From the Sarah Cannon Center for Blood Cancer at the Children's Hospital at TriStar Centennial, Nashville (H.F., J.D.), and St. Jude Children's Research Hospital, Memphis (A.S.) - both in Tennessee; Vertex Pharmaceuticals (D.A., B.K.E., J.L.-H., A.Y.) and Boston University School of Medicine (M.H.S.), Boston, and CRISPR Therapeutics, Cambridge (Y.-S.C., T.W.H., A. Kernytsky, S. Soni) - both in Massachusetts; the University of Milan, Milan (M.D.C.), and Ospedale Pediatrico Bambino Gesù Rome, Sapienza, University of Rome, Rome (F.L.); the University of Regensburg, Regensburg (J. Foell, S.C.), and Children's University Hospital, University of Tübingen, Tübingen (R.H.) - both in Germany; Imperial College Healthcare NHS Trust, St. Mary's Hospital, London (J. de la Fuente); Children's Hospital of Philadelphia, Perelman School of Medicine at the University of Pennsylvania, Philadelphia (S.G.); the University of Athens, Athens (A. Kattamis); BC Children's Hospital, University of British Columbia, Vancouver (A.M.L.), and the Hospital for Sick Children-University of Toronto, Toronto (D.W.) - both in Canada; Columbia University (M.Y.M.) and the Joan and Sanford I. Weill Medical College of Cornell University (S. Sheth), New York; Necker-Enfants Malades Hospital, Assistance Publique-Hôpitaux de Paris, University of Paris, Paris (M.M.); and the University of Illinois at Chicago, Chicago (D.R.).

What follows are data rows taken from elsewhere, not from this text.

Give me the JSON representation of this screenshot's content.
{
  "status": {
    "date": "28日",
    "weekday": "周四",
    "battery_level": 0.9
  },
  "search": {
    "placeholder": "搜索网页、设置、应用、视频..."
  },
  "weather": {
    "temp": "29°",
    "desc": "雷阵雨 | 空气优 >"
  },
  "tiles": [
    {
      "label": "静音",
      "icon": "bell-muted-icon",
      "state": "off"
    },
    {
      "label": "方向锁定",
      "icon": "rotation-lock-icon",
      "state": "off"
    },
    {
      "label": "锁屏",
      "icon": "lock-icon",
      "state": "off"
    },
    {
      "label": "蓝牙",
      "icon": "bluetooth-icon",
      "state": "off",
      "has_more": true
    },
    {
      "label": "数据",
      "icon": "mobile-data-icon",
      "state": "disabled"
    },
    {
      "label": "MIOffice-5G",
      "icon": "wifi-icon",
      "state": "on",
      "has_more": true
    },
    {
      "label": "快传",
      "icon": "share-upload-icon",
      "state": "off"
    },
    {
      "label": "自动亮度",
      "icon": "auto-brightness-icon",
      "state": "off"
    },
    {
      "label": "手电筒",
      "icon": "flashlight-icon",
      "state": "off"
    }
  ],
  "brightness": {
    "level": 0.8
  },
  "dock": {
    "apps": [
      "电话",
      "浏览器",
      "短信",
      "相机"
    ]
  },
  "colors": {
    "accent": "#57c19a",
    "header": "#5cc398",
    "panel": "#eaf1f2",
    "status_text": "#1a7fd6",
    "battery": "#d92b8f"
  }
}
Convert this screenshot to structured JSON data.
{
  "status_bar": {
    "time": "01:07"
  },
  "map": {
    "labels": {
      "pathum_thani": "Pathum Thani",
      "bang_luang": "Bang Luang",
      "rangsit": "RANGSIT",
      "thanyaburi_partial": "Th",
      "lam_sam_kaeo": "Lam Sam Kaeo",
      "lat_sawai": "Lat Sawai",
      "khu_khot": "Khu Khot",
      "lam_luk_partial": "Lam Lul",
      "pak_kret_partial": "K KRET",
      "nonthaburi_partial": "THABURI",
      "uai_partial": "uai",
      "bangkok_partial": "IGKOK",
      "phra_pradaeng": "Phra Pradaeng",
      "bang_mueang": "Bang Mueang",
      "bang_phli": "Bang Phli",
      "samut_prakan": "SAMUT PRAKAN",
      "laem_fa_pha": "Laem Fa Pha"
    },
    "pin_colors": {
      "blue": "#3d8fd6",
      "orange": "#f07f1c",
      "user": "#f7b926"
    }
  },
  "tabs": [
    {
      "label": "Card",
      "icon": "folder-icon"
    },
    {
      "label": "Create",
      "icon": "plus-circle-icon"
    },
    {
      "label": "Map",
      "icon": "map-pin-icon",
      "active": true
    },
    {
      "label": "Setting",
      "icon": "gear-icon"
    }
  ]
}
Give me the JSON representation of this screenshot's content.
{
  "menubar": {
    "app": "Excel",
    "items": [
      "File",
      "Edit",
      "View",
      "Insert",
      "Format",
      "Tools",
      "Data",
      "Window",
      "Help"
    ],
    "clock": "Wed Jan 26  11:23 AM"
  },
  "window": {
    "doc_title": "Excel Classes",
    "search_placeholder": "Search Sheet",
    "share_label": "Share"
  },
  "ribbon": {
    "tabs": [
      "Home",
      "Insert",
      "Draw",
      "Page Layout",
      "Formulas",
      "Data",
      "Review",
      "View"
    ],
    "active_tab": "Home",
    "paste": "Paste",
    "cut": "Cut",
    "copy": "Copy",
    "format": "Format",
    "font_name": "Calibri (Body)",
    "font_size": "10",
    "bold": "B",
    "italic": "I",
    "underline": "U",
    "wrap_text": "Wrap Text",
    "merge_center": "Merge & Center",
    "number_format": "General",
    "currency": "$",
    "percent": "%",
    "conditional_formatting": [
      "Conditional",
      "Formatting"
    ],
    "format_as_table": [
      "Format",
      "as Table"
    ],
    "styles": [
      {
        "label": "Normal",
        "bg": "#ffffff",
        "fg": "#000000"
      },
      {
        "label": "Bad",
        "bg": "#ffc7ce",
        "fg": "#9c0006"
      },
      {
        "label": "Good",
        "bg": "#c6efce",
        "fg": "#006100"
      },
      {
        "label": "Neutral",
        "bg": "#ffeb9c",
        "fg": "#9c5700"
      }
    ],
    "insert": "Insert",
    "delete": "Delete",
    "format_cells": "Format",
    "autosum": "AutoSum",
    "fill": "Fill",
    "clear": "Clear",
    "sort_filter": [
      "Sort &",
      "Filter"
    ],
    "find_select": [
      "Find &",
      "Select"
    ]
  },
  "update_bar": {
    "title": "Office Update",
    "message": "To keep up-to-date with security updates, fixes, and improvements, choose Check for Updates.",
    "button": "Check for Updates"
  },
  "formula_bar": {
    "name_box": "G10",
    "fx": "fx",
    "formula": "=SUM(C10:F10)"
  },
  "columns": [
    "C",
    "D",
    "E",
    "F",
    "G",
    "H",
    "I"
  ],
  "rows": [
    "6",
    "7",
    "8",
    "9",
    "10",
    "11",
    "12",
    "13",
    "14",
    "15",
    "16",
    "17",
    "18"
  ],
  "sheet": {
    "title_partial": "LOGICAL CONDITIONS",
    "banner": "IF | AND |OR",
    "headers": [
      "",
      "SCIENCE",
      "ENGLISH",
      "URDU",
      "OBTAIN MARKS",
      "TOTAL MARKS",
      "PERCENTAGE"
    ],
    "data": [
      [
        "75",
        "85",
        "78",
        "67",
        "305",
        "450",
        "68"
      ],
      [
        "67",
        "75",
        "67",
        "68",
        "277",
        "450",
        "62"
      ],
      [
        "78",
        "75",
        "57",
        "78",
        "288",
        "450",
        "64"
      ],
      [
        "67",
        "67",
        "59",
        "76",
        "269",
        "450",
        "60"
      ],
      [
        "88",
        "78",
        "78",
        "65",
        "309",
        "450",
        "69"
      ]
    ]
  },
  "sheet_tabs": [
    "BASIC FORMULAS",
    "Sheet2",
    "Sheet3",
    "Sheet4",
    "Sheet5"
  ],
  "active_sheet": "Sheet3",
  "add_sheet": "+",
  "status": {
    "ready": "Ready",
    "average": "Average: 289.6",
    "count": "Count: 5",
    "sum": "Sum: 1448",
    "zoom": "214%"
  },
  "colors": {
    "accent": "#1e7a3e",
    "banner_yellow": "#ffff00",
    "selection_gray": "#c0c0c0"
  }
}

N Engl J Med. 2021 Jan 21;384(3):252-260. doi: 10.1056/NEJMoa2031054. Epub 2020 Dec 5.
Transfusion-dependent β-thalassemia (TDT) and sickle cell disease (SCD) are severe monogenic diseases with severe and potentially life-threatening manifestations. BCL11A is a transcription factor that represses γ-globin expression and fetal hemoglobin in erythroid cells. We performed electroporation of CD34+ hematopoietic stem and progenitor cells obtained from healthy donors, with CRISPR-Cas9 targeting the erythroid-specific enhancer. Approximately 80% of the alleles at this locus were modified, with no evidence of off-target editing. After undergoing myeloablation, two patients - one with TDT and the other with SCD - received autologous CD34+ cells edited with CRISPR-Cas9 targeting the same enhancer. More than a year later, both patients had high levels of allelic editing in bone marrow and blood, increases in fetal hemoglobin that were distributed pancellularly, transfusion independence, and (in the patient with SCD) elimination of vaso-occlusive episodes. (Funded by CRISPR Therapeutics and Vertex Pharmaceuticals; ClinicalTrials.gov numbers, NCT03655678 for CLIMB THAL-111 and NCT03745287 for CLIMB SCD-121.).
依赖输血的β-地中海贫血症(TDT)和镰状细胞病(SCD)是两种严重的单基因疾病,具有严重且潜在危及生命的表现。BCL11A 是一种转录因子,可抑制红细胞中 γ-珠蛋白的表达和胎儿血红蛋白。我们对来自健康供体的 CD34+造血干细胞和祖细胞进行了电穿孔,使用 CRISPR-Cas9 靶向红细胞特异性增强子。该基因座的大约 80%的等位基因被修饰,没有脱靶编辑的证据。在接受骨髓清除后,两名患者——一名患有 TDT,另一名患有 SCD——接受了靶向相同增强子的 CRISPR-Cas9 编辑的自体 CD34+细胞。一年多后,两名患者的骨髓和血液中均有高水平的等位基因编辑,胎儿血红蛋白分布均匀增加,输血依赖性降低,(在患有 SCD 的患者中)消除了血管阻塞性发作。(由 CRISPR 治疗公司和 Vertex 制药公司资助;临床试验.gov 编号,CLIMB THAL-111 为 NCT03655678,CLIMB SCD-121 为 NCT03745287)。